3-(N-morpholino)propanesulfonic acid: MOPS - (Oct/01/2010 )

when it comes down to chemically competent bacterial cells, I am telling you, there is no method what so ever to compete MOPS. It rockes!
has any one tried it befor?

Protocol? Reference?

well, you are going to need
1- MOPS 0.5 molar : (please see A1.18 sambrook, vol.3, lOx MOPS Electrophoresis Buffer) 20 ml
2- KCl 7.4 g
3- CaCl2.2H2O 7.5 g
4- glycerol 100 ml

a) dissolve the aforementioned constituent in 1 liter of milliQ water and autoclave. now you have got FB buffer
inoculate 25 ml of LB with 250 ul of refreshed bacteria
c) incubate at 37 centigrade degrees till its optical density at 600 nm reaches 0.4-0.5
d) incubate on ice for 60 min
e) centrifuge at 4 centigrade degrees/3000 rpm/15 min
f) discard the supernate and resuspend the bacterial pellet in FB buffer(1/3 of the starting volume)
g) incubate on ice for 60 min
h) centrifuge at 4 centigrade degrees/3000 rpm/15 min
i) discard the supernate and resuspend the bacterial pellet in FB buffer(1/12 of the starting volume)
j) aliquot the resulting chemically competent bacteria and keep it in minus 70 .
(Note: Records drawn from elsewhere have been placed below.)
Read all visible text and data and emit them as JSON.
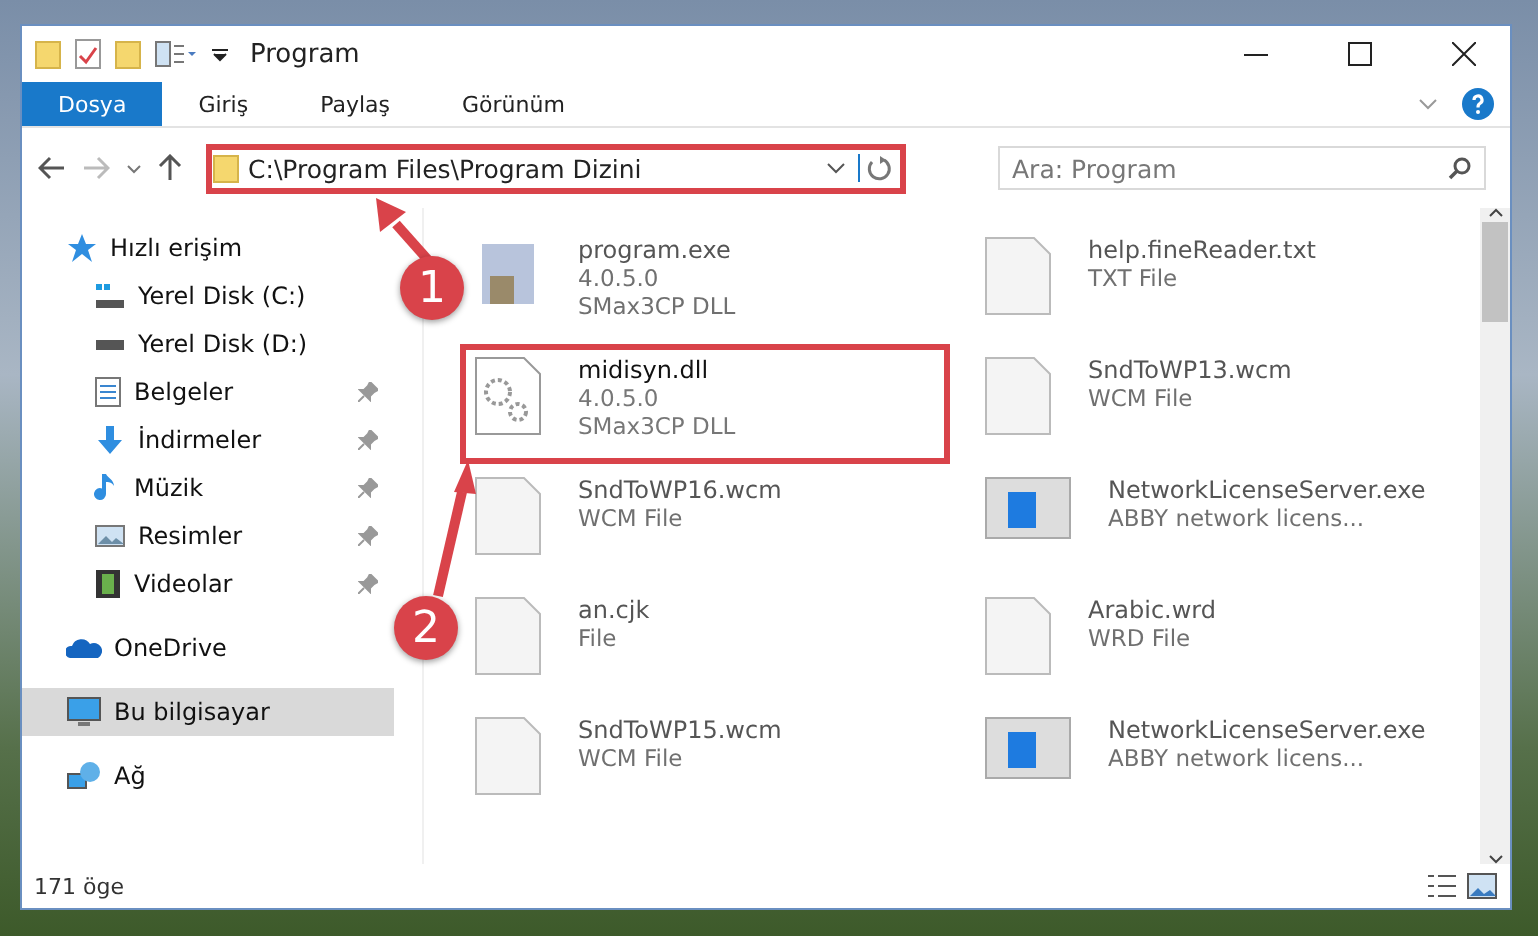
{
  "window": {
    "title": "Program"
  },
  "ribbon_tabs": [
    {
      "label": "Dosya",
      "selected": true
    },
    {
      "label": "Giriş",
      "selected": false
    },
    {
      "label": "Paylaş",
      "selected": false
    },
    {
      "label": "Görünüm",
      "selected": false
    }
  ],
  "address": {
    "path": "C:\\Program Files\\Program Dizini"
  },
  "search": {
    "placeholder": "Ara: Program"
  },
  "nav": [
    {
      "label": "Hızlı erişim",
      "kind": "star",
      "selected": false,
      "children": [
        {
          "label": "Yerel Disk (C:)",
          "kind": "windrive",
          "pinned": false,
          "selected": false
        },
        {
          "label": "Yerel Disk (D:)",
          "kind": "drive",
          "pinned": false,
          "selected": false
        },
        {
          "label": "Belgeler",
          "kind": "docs",
          "pinned": true,
          "selected": false
        },
        {
          "label": "İndirmeler",
          "kind": "download",
          "pinned": true,
          "selected": false
        },
        {
          "label": "Müzik",
          "kind": "music",
          "pinned": true,
          "selected": false
        },
        {
          "label": "Resimler",
          "kind": "pictures",
          "pinned": true,
          "selected": false
        },
        {
          "label": "Videolar",
          "kind": "videos",
          "pinned": true,
          "selected": false
        }
      ]
    },
    {
      "label": "OneDrive",
      "kind": "cloud",
      "selected": false
    },
    {
      "label": "Bu bilgisayar",
      "kind": "computer",
      "selected": true
    },
    {
      "label": "Ağ",
      "kind": "network",
      "selected": false
    }
  ],
  "files": [
    {
      "name": "program.exe",
      "details": [
        "4.0.5.0",
        "SMax3CP DLL"
      ],
      "kind": "exe",
      "highlighted": false
    },
    {
      "name": "help.fineReader.txt",
      "details": [
        "TXT File"
      ],
      "kind": "blank",
      "highlighted": false
    },
    {
      "name": "midisyn.dll",
      "details": [
        "4.0.5.0",
        "SMax3CP DLL"
      ],
      "kind": "gear",
      "highlighted": true
    },
    {
      "name": "SndToWP13.wcm",
      "details": [
        "WCM File"
      ],
      "kind": "blank",
      "highlighted": false
    },
    {
      "name": "SndToWP16.wcm",
      "details": [
        "WCM File"
      ],
      "kind": "blank",
      "highlighted": false
    },
    {
      "name": "NetworkLicenseServer.exe",
      "details": [
        "ABBY network licens..."
      ],
      "kind": "app",
      "highlighted": false
    },
    {
      "name": "an.cjk",
      "details": [
        "File"
      ],
      "kind": "blank",
      "highlighted": false
    },
    {
      "name": "Arabic.wrd",
      "details": [
        "WRD File"
      ],
      "kind": "blank",
      "highlighted": false
    },
    {
      "name": "SndToWP15.wcm",
      "details": [
        "WCM File"
      ],
      "kind": "blank",
      "highlighted": false
    },
    {
      "name": "NetworkLicenseServer.exe",
      "details": [
        "ABBY network licens..."
      ],
      "kind": "app",
      "highlighted": false
    }
  ],
  "status_bar": {
    "count": "171 öge"
  },
  "annotations": [
    {
      "label": "1"
    },
    {
      "label": "2"
    }
  ]
}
MOPS and MES work the same way

Yea, have heard about that, but never tried it before

I wonder what is the mechanism by which MOPS or MES make bacteria super competent? I would appreciate it if any one could come up with a reference

What sort of transformation efficiencies are you getting with the MOPS/MES systems?